Это он приходил. Он взял мамин свитер, папин костюм, рылся в комнате тети Клары, разыскивал серьги, дутый золотой браслет. Он!..
Наверное, нужно было закричать, что он ворюга, но я не смог закричать, потому что первый раз в жизни увидел настоящего грабителя. Не какого-то там чужого, а своего, нашего дядю Ваню. Пока я соображал, что к чему, завелся мотор трехтонки.
— Мальчик, показывай, куда ехать!
Ехали мы медленно — посредине улицы валялись телефонные столбы, сучья с деревьев. На перекрестках высматривали, куда сворачивать, потому что на некоторых улицах дома горели с двух сторон и посредине мостовой пузырился асфальт. Шофер беспрерывно сигналил. Люди бежали, шли, катили тачки и не обращали внимания на машину.
Трехтонка пересекла проспект Революции, проехала к Каменному мосту, спустилась под него. Проехали мимо домика портного, который когда-то шил отцу костюм. Здесь было тихо. За зелеными заборами тянулись деревянные домики, ставни на домах были закрыты. Пригороды немец не трогал.
ГЛАВА ОДИННАДЦАТАЯ,
в которой рассказывается о курдючных овцах и танке Т-34.
Центр Воронежа на бугре. От центра к Чернавскому мосту ведет широкий Петровский спуск, мощенный гранитной брусчаткой. Здесь ходил трамвайный вагончик под номером три, трамвай с прицепом не смог бы подняться по крутому склону Петровского спуска.
Трехтонка выехала к мосту с боковой улицы и остановилась. У моста бурлила пробка из подвод, грузовиков и тачек.
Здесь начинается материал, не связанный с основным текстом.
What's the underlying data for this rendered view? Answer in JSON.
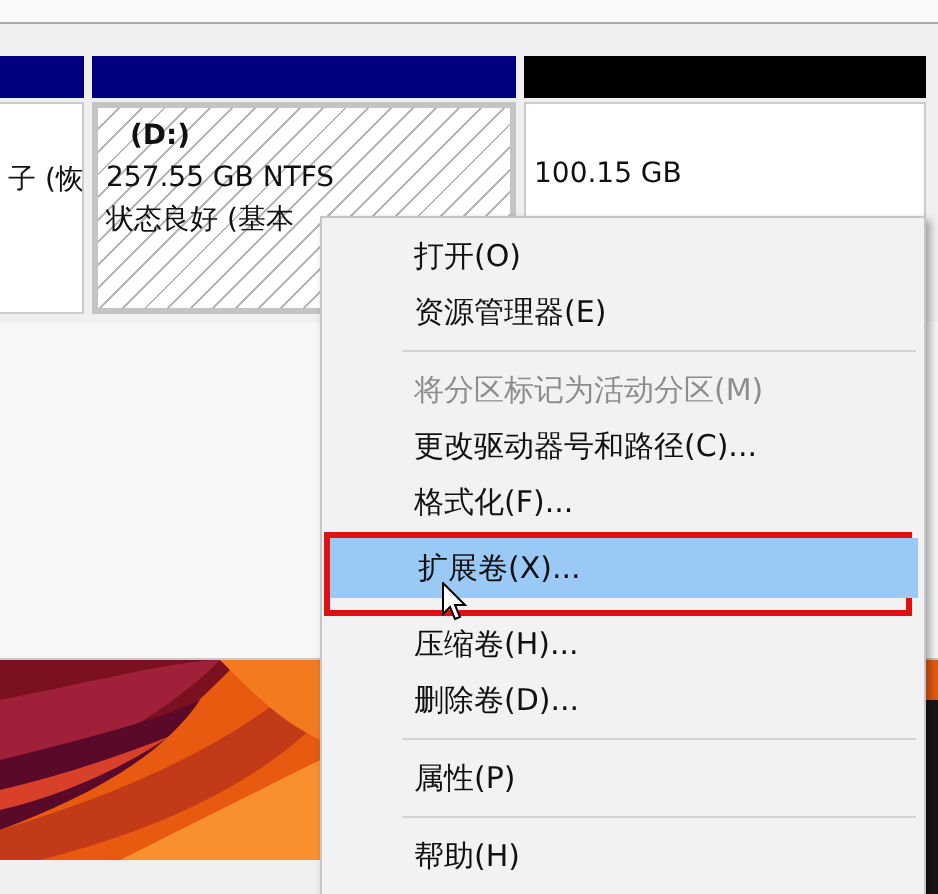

Машина уперлась в отару овец. Каким образом овцы оказались здесь, было совершенно непонятно. Овцы блеяли, сбившись в жучу; каждая овца норовила забраться в середину отары.
У чабана в руках была длинная крючковатая палка, на голове — танкистский шлем. Он спорил с военным, у военного на рукаве красовалась повязка с буквой «Р».